Carlynne Ceramics advances access to quality mental health care for Black and multiethnic communities by providing a non-traditional infrastructure for therapy, creativity, cultural processing, and advocacy.

We envision a world where people of color are provided access to healing, development without judgment, and a space to creatively explore free from the oppressive gaze.

CULTURE CENTERED

Carlynne Ceramics challenges how a health system should look and feel .

Detaching from traditional system models, we innovatively create healing communities that make the process of therapy more approachable. We center the voices, identities, and experiences of people of color at the core of their care.

CHANGING THE NARRATIVE

Carlynne Ceramics makes sustained investments in growing a community of multiracial, multigenerational, and multidisciplinary individuals committed to societal change by supporting their artmaking, mental health, and community building.

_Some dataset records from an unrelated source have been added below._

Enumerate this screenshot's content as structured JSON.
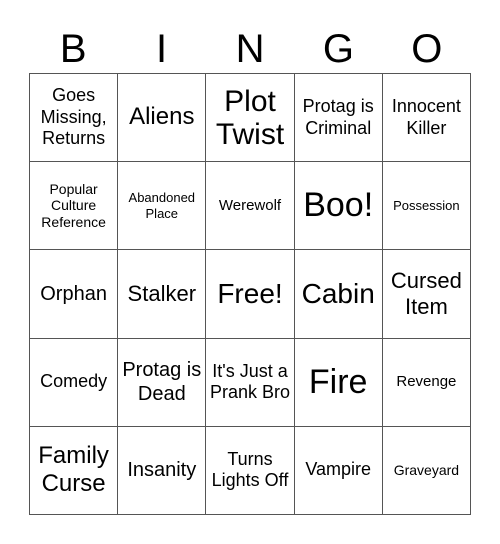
{
  "header": {
    "letters": [
      "B",
      "I",
      "N",
      "G",
      "O"
    ]
  },
  "grid": {
    "rows": [
      [
        "Goes Missing, Returns",
        "Aliens",
        "Plot Twist",
        "Protag is Criminal",
        "Innocent Killer"
      ],
      [
        "Popular Culture Reference",
        "Abandoned Place",
        "Werewolf",
        "Boo!",
        "Possession"
      ],
      [
        "Orphan",
        "Stalker",
        "Free!",
        "Cabin",
        "Cursed Item"
      ],
      [
        "Comedy",
        "Protag is Dead",
        "It's Just a Prank Bro",
        "Fire",
        "Revenge"
      ],
      [
        "Family Curse",
        "Insanity",
        "Turns Lights Off",
        "Vampire",
        "Graveyard"
      ]
    ]
  }
}
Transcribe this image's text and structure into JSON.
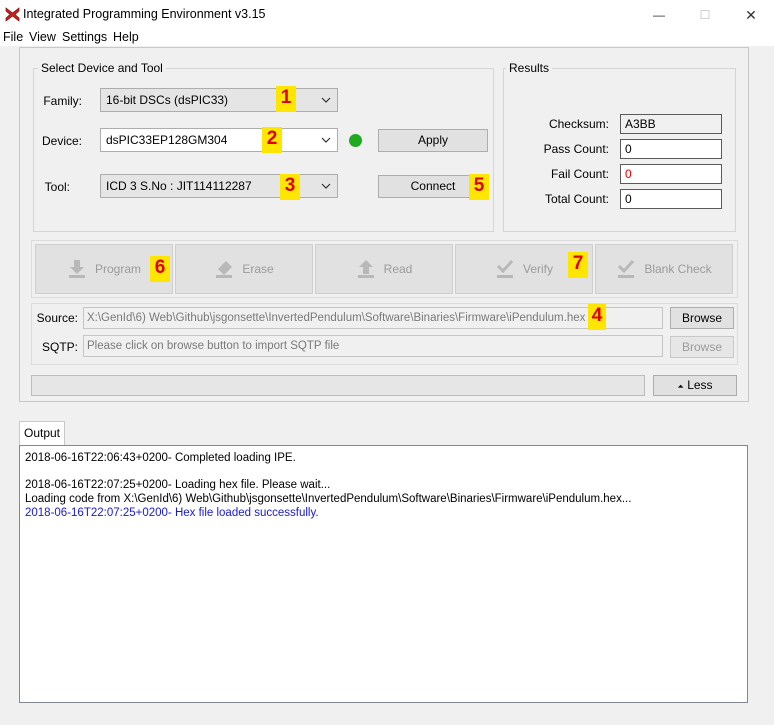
{
  "window": {
    "title": "Integrated Programming Environment v3.15",
    "min_glyph": "—",
    "max_glyph": "☐",
    "close_glyph": "✕"
  },
  "menu": [
    "File",
    "View",
    "Settings",
    "Help"
  ],
  "device_group": {
    "title": "Select Device and Tool",
    "family_label": "Family:",
    "family_value": "16-bit DSCs (dsPIC33)",
    "device_label": "Device:",
    "device_value": "dsPIC33EP128GM304",
    "tool_label": "Tool:",
    "tool_value": "ICD 3 S.No : JIT114112287",
    "status_color": "#1faa1f",
    "apply_label": "Apply",
    "connect_label": "Connect"
  },
  "results": {
    "title": "Results",
    "checksum_label": "Checksum:",
    "checksum_value": "A3BB",
    "pass_label": "Pass Count:",
    "pass_value": "0",
    "fail_label": "Fail Count:",
    "fail_value": "0",
    "total_label": "Total Count:",
    "total_value": "0"
  },
  "actions": {
    "program": "Program",
    "erase": "Erase",
    "read": "Read",
    "verify": "Verify",
    "blank_check": "Blank Check"
  },
  "source": {
    "label": "Source:",
    "value": "X:\\GenId\\6) Web\\Github\\jsgonsette\\InvertedPendulum\\Software\\Binaries\\Firmware\\iPendulum.hex",
    "browse_label": "Browse"
  },
  "sqtp": {
    "label": "SQTP:",
    "value": "Please click on browse button to import SQTP file",
    "browse_label": "Browse"
  },
  "less_label": "Less",
  "less_glyph": "⏶",
  "annotations": [
    "1",
    "2",
    "3",
    "4",
    "5",
    "6",
    "7"
  ],
  "output": {
    "tab_label": "Output",
    "lines": [
      "2018-06-16T22:06:43+0200- Completed loading IPE.",
      "2018-06-16T22:07:25+0200- Loading hex file. Please wait...",
      "Loading code from X:\\GenId\\6) Web\\Github\\jsgonsette\\InvertedPendulum\\Software\\Binaries\\Firmware\\iPendulum.hex...",
      "2018-06-16T22:07:25+0200- Hex file loaded successfully."
    ],
    "success_color": "#1a1acc"
  }
}
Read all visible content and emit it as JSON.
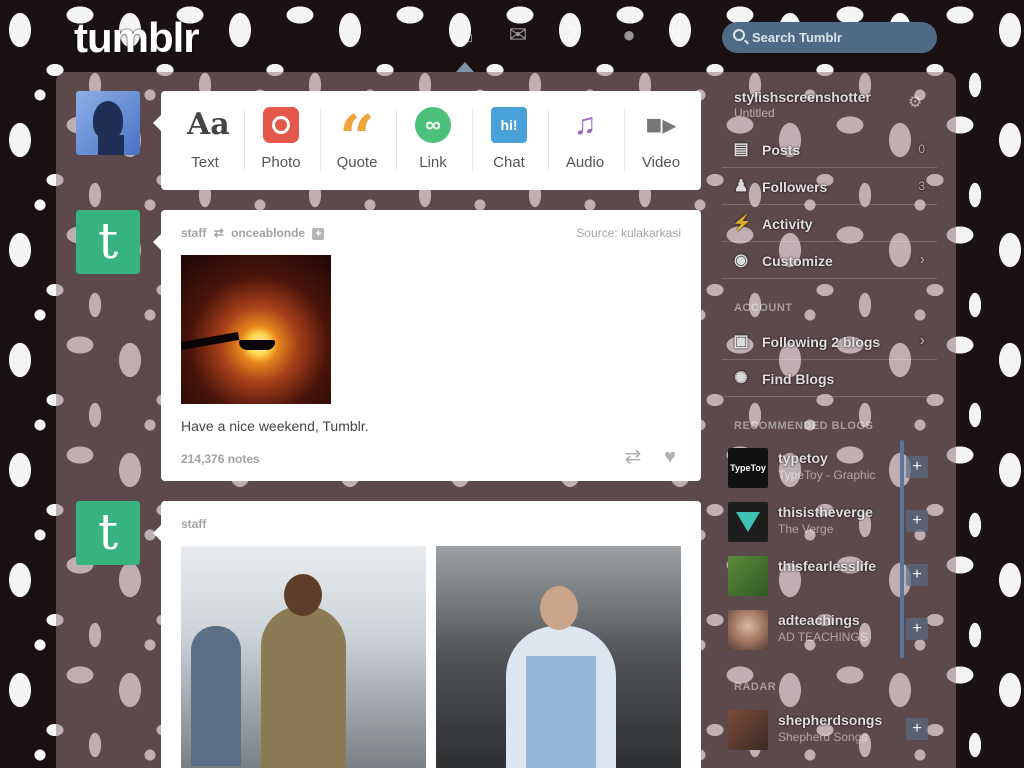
{
  "header": {
    "logo": "tumblr",
    "nav": [
      "home-icon",
      "mail-icon",
      "help-icon",
      "account-icon",
      "lightning-icon"
    ],
    "search_placeholder": "Search Tumblr"
  },
  "composer": {
    "items": [
      {
        "label": "Text",
        "icon": "Aa"
      },
      {
        "label": "Photo",
        "icon": "camera-icon"
      },
      {
        "label": "Quote",
        "icon": "“"
      },
      {
        "label": "Link",
        "icon": "link-icon"
      },
      {
        "label": "Chat",
        "icon": "hi!"
      },
      {
        "label": "Audio",
        "icon": "headphones-icon"
      },
      {
        "label": "Video",
        "icon": "video-camera-icon"
      }
    ]
  },
  "posts": [
    {
      "author": "staff",
      "reblogged_from": "onceablonde",
      "source": "Source: kulakarkasi",
      "caption": "Have a nice weekend, Tumblr.",
      "notes": "214,376 notes"
    },
    {
      "author": "staff"
    }
  ],
  "sidebar": {
    "blog": {
      "name": "stylishscreenshotter",
      "subtitle": "Untitled"
    },
    "rows": [
      {
        "label": "Posts",
        "count": "0",
        "icon": "posts-icon"
      },
      {
        "label": "Followers",
        "count": "3",
        "icon": "followers-icon"
      },
      {
        "label": "Activity",
        "count": "",
        "icon": "activity-icon"
      },
      {
        "label": "Customize",
        "count": "",
        "icon": "eye-icon"
      }
    ],
    "account_heading": "ACCOUNT",
    "account_rows": [
      {
        "label": "Following 2 blogs",
        "icon": "following-icon"
      },
      {
        "label": "Find Blogs",
        "icon": "find-blogs-icon"
      }
    ],
    "recommended_heading": "RECOMMENDED BLOGS",
    "recommended": [
      {
        "name": "typetoy",
        "desc": "TypeToy - Graphic",
        "thumb": "TypeToy"
      },
      {
        "name": "thisistheverge",
        "desc": "The Verge",
        "thumb": ""
      },
      {
        "name": "thisfearlesslife",
        "desc": "",
        "thumb": ""
      },
      {
        "name": "adteachings",
        "desc": "AD TEACHINGS",
        "thumb": ""
      }
    ],
    "radar_heading": "RADAR",
    "radar": {
      "name": "shepherdsongs",
      "desc": "Shepherd Songs"
    }
  }
}
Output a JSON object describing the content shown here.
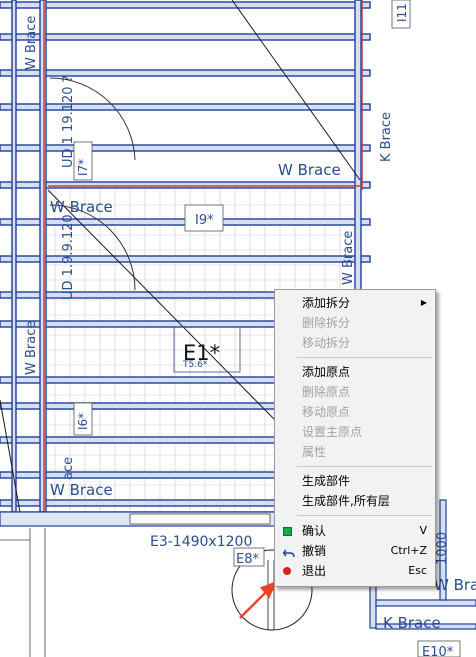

By providing community-centered, art therapeutic programs, we bridge the gap between treatment approaches and cultural needs. We aim to create a mental health space that better cultivates cultural inclusivity; one that considers its racialized history, and transubstantiates White-centric methods. 

ABOUT NALA C. TURNER

Nala C. Turner is a Brooklyn-based ceramics artist, culture worker, and creative art therapist (MPS, LCAT, ATR-BC), working primarily with themes related to race-issues, cultural identity, femininity, social stereotype, and popular culture perspectives. She has been working with clay for 15 years as a visual artist and educator, previously operating as a family programs educator at the Whitney Museum of American Art and in other numerous institutional, workshop, and private-practice settings.

As a visual artist, her work aims to instigate a conversation exploring the dichotomy between softness and strength, highlighting negative tropes associated with the traits of masculinity, virility, and aggression of Black people. Challenging the distorted conventions within American culture that influence society’s notions about people of color, Nala seeks to redefine what Blackness means and confirm such strength as an enhancement of beauty.

Her most recent work is on display in the permanent public art installation––Queen City by Nekisha Durrett –– which confronts the 1941 seizure of Black-owned land and displacement of 903 residents by the federal government for the construction of the Pentagon. In 2020, Nala collaboratively designed and personally sculpted New York’s The Town Hall first inaugural Lena Horne Prize for Artists Creating Social Impact award, celebrating GRAMMY Award-winning singer/songwriter and visual artist, Solange Knowles.

As a creative arts therapist, Nala has explored the ardor of various mediums within both educational and mental health forums, including institutional, non-profit, and private-practice settings. Through clay-work, Nala aims to inspire her audience to recognize culturally restricting barriers and transubstantiate the inaccurate representation of Black and multiethnic people. Nala’s mission is to share clay-work’s ability to create a symbol of one’s inner world and living experiences, to bring insight to one’s Self, and its contributions to overall healing and wellbeing through sublimative integration.

Nala holds a M.P.S. in Art Therapy and Creativity Development from Pratt Institute in Brooklyn, NY; and previously received her B.A. in Psychology and a B.F.A in Ceramics from Truman State University in Kirksville, MO.